Face à cette pression interne inhabituelle, la Maison Blanche a finalement cédé après environ douze heures de polémique. Un responsable s’exprimant sous couvert d’anonymat a indiqué qu’un employé avait publié cette vidéo « par erreur » et que le contenu avait été retiré. Une source proche du dossier a ultérieurement précisé aux médias américains que le président n’avait pas visionné cette vidéo avant sa mise en ligne et qu’il avait ordonné son retrait dès qu’il en avait pris connaissance. L’identité du membre du personnel prétendument responsable n’a pas été communiquée, pas plus que les circonstances exactes ayant permis cette publication sur le compte officiel du chef de l’État.

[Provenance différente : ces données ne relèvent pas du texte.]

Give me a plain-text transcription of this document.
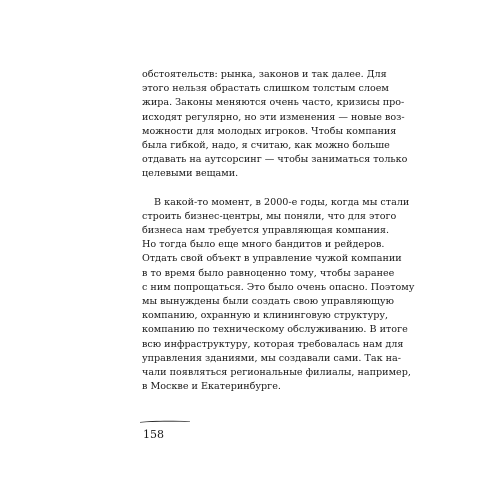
обстоятельств: рынка, законов и так далее. Для
этого нельзя обрастать слишком толстым слоем
жира. Законы меняются очень часто, кризисы про-
исходят регулярно, но эти изменения — новые воз-
можности для молодых игроков. Чтобы компания
была гибкой, надо, я считаю, как можно больше
отдавать на аутсорсинг — чтобы заниматься только
целевыми вещами.
В какой-то момент, в 2000-е годы, когда мы стали
строить бизнес-центры, мы поняли, что для этого
бизнеса нам требуется управляющая компания.
Но тогда было еще много бандитов и рейдеров.
Отдать свой объект в управление чужой компании
в то время было равноценно тому, чтобы заранее
с ним попрощаться. Это было очень опасно. Поэтому
мы вынуждены были создать свою управляющую
компанию, охранную и клининговую структуру,
компанию по техническому обслуживанию. В итоге
всю инфраструктуру, которая требовалась нам для
управления зданиями, мы создавали сами. Так на-
чали появляться региональные филиалы, например,
в Москве и Екатеринбурге.
158
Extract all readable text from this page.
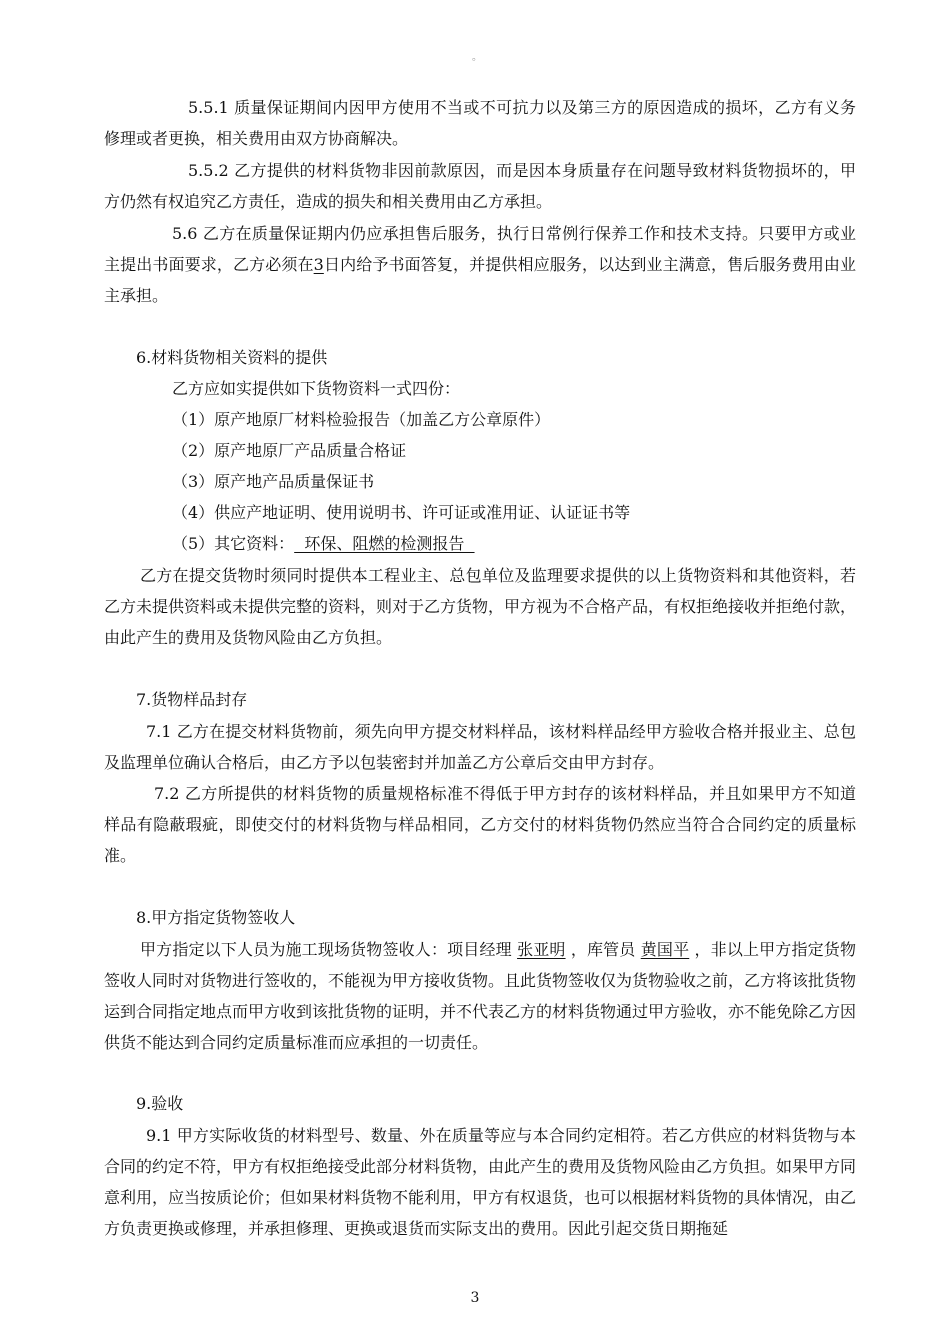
。

5.5.1 质量保证期间内因甲方使用不当或不可抗力以及第三方的原因造成的损坏，乙方有义务修理或者更换，相关费用由双方协商解决。

5.5.2 乙方提供的材料货物非因前款原因，而是因本身质量存在问题导致材料货物损坏的，甲方仍然有权追究乙方责任，造成的损失和相关费用由乙方承担。

5.6 乙方在质量保证期内仍应承担售后服务，执行日常例行保养工作和技术支持。只要甲方或业主提出书面要求，乙方必须在3日内给予书面答复，并提供相应服务，以达到业主满意，售后服务费用由业主承担。

6.材料货物相关资料的提供

乙方应如实提供如下货物资料一式四份：

（1）原产地原厂材料检验报告（加盖乙方公章原件）

（2）原产地原厂产品质量合格证

（3）原产地产品质量保证书

（4）供应产地证明、使用说明书、许可证或准用证、认证证书等

（5）其它资料：  环保、阻燃的检测报告

乙方在提交货物时须同时提供本工程业主、总包单位及监理要求提供的以上货物资料和其他资料，若乙方未提供资料或未提供完整的资料，则对于乙方货物，甲方视为不合格产品，有权拒绝接收并拒绝付款，由此产生的费用及货物风险由乙方负担。

7.货物样品封存

7.1 乙方在提交材料货物前，须先向甲方提交材料样品，该材料样品经甲方验收合格并报业主、总包及监理单位确认合格后，由乙方予以包装密封并加盖乙方公章后交由甲方封存。

7.2 乙方所提供的材料货物的质量规格标准不得低于甲方封存的该材料样品，并且如果甲方不知道样品有隐蔽瑕疵，即使交付的材料货物与样品相同，乙方交付的材料货物仍然应当符合合同约定的质量标准。

8.甲方指定货物签收人

甲方指定以下人员为施工现场货物签收人：项目经理 张亚明 ，库管员 黄国平 ，非以上甲方指定货物签收人同时对货物进行签收的，不能视为甲方接收货物。且此货物签收仅为货物验收之前，乙方将该批货物运到合同指定地点而甲方收到该批货物的证明，并不代表乙方的材料货物通过甲方验收，亦不能免除乙方因供货不能达到合同约定质量标准而应承担的一切责任。

9.验收

9.1 甲方实际收货的材料型号、数量、外在质量等应与本合同约定相符。若乙方供应的材料货物与本合同的约定不符，甲方有权拒绝接受此部分材料货物，由此产生的费用及货物风险由乙方负担。如果甲方同意利用，应当按质论价；但如果材料货物不能利用，甲方有权退货，也可以根据材料货物的具体情况，由乙方负责更换或修理，并承担修理、更换或退货而实际支出的费用。因此引起交货日期拖延

3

Historique des tensions entre Donald Trump et Barack Obama
Cette controverse traduit une longue histoire d’antagonisme entre les deux hommes qui ont successivement occupé le Bureau ovale. Pendant plusieurs années, Donald Trump s’est fait le principal propagateur de la théorie conspirationniste mettant en doute la naissance de Barack Obama sur le sol américain, remettant ainsi en cause la légitimité même de sa présidence. Cette campagne, connue sous le nom de « birther movement », n’a pris fin qu’en 2016 lorsque le candidat républicain a fini par reconnaître du bout des lèvres que son prédécesseur était bien né aux États-Unis. Durant la campagne présidentielle de 2024, Donald Trump avait également provoqué l’indignation en affirmant que Kamala Harris était « devenue noire » par opportunisme politique, une déclaration largement dénoncée comme raciste. Le compte Truth Social du président a par ailleurs déjà fait l’objet de controverses similaires, notamment lorsqu’il avait partagé une vidéo montrant le leader démocrate à la Chambre des représentants Hakeem Jeffries affublé d’une fausse moustache et d’un sombrero.
La réaction du couple Obama à cette nouvelle provocation est restée mesurée. Une porte-parole de l’ancien président a simplement indiqué qu’il n’avait aucun commentaire à formuler. En revanche, Bernice King, fille du leader des droits civiques assassiné Martin Luther King Jr., a choisi de répondre en exhumant les paroles de son père, soulignant ainsi la permanence des combats contre le racisme dans la société américaine. Le gouverneur de Californie Gavin Newsom a quant à lui qualifié ce comportement de « dégoûtant » et exigé que chaque élu républicain condamne publiquement cette publication.
Cet incident soulève des interrogations sur la gestion des communications présidentielles à l’ère des réseaux sociaux. La facilité avec laquelle un contenu aussi inflammatoire aurait pu être publié « par erreur » sur le compte officiel du président des États-Unis interpelle quant aux procédures de validation en vigueur. Le fait que cette mésaventure survienne précisément durant le mois consacré à célébrer les contributions des Afro-Américains à l’histoire nationale ajoute une ironie amère à un épisode qui restera comme l’un des rares moments où la Maison Blanche de Donald Trump aura été contrainte de battre en retraite face à la pression de son propre camp.